Capt. Michael Clauer’s homeowners’ association foreclosed on his family’s $300,000 house and sold it for $3,500.
— By Nick Baumann
Michael Clauer is a captain in the Army Reserve who commanded over 100 soldiers in Iraq. But while he was fighting for his country, a different kind of battle was brewing on the home front. Last September, Michael returned to Frisco, Texas, to find that his homeowners’ association had foreclosed on his $300,000 house—and sold it for $3,500. This story illustrates the type of legal quagmire that can get out of hand while soldiers are serving abroad and their families are dealing with the stress of their deployment. And fixing the mess isn’t easy.
Michael went on active duty in February 2008 and was sent to Iraq. After he shipped out, his wife May slipped into a deep depression, according to court documents. “A lot of people say that the deployment is more stressful on the spouse than the actual person who’s being deployed,” Michael, 37, says in an interview with Mother Jones. May Clauer had two kids to take care of—a ten-year-old and a one-year-old with a serious seizure-related disorder. In addition, she was worried sick about her husband. Michael’s company was doing convoy security in Iraq—an extremely dangerous job. “It was a pretty tough year for the whole company,” he says. “We had IEDs, rocket attacks and mortar attacks, and a few soldiers that were hurt pretty bad and had to be airlifted back to the States.”
Seeking to avoid hearing about the situation in Iraq, May stopped watching the news. She rarely answered the door, and Michael says he couldn’t tell her when he went “outside the wire”—off-base. May also stopped opening the mail. “I guess she was scared that she would hear bad news,” says Michael. That was why she missed multiple notices from the Heritage Lakes Homeowners Association informing her that the family owed $800 in dues—and then subsequent notices stating that the HOA was preparing to foreclose on the debt and seize the home.
In Texas, homeowners’ associations can foreclose on homes without a court order, no matter the size of the debt.
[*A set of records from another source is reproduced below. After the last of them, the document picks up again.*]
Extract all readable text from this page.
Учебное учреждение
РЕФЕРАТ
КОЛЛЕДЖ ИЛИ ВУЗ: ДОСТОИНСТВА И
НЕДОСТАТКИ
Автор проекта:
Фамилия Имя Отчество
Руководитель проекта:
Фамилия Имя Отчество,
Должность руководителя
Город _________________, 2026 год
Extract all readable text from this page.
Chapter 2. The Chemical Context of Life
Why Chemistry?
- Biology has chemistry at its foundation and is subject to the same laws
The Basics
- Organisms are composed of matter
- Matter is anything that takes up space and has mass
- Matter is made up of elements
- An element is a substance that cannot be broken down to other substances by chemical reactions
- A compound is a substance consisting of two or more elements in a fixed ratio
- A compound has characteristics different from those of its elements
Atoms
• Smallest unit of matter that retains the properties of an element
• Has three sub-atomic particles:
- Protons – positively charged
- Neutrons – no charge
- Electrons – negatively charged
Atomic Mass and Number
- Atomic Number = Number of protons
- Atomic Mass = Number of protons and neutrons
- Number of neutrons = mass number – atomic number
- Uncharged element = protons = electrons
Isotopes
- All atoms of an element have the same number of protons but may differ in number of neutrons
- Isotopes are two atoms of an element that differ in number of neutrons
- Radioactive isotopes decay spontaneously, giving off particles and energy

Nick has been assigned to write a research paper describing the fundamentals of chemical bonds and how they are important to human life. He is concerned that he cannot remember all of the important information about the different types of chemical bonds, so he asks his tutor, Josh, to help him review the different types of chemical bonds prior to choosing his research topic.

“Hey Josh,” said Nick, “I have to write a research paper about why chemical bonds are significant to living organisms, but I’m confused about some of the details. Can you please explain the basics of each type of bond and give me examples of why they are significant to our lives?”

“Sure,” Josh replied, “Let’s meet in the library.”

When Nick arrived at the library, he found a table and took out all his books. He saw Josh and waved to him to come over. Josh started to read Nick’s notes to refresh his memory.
In May 2008, the HOA sold the Clauers’ home for a pittance—$3,500—although its appraisal value was $300,000, according to court documents. The buyer then resold the house to a third person. (Select Management Co., the company that manages Heritage Lakes, declined to comment for this story.)
It wasn’t until June 2009 that May realized what had happened. Around that time, the new owner started demanding rent from the Clauers. She told Michael, who was still in Iraq. “At first I didn’t believe it,” he says. “I didn’t understand how someone can take your house and not give you anything for it.” When Texas Gov. Rick Perry visited Iraq in July, Michael says he told him about the problem. According to Michael, Perry called May and put lawyers in touch with the Clauers’ attorney, but couldn’t do much to alleviate the situation. (Perry’s office didn’t respond to calls seeking comment.) In August 2009, the new owner sent the couple an eviction notice, according to court records filed in the case. In Iraq, “the stress level was finally starting to come down,” says Michael, and he was “starting to see the light at the end of the tunnel.” He adds, “Then all of a sudden I get hit with this, and I’m trying to get out of there and get home and see what I can do to fight this.”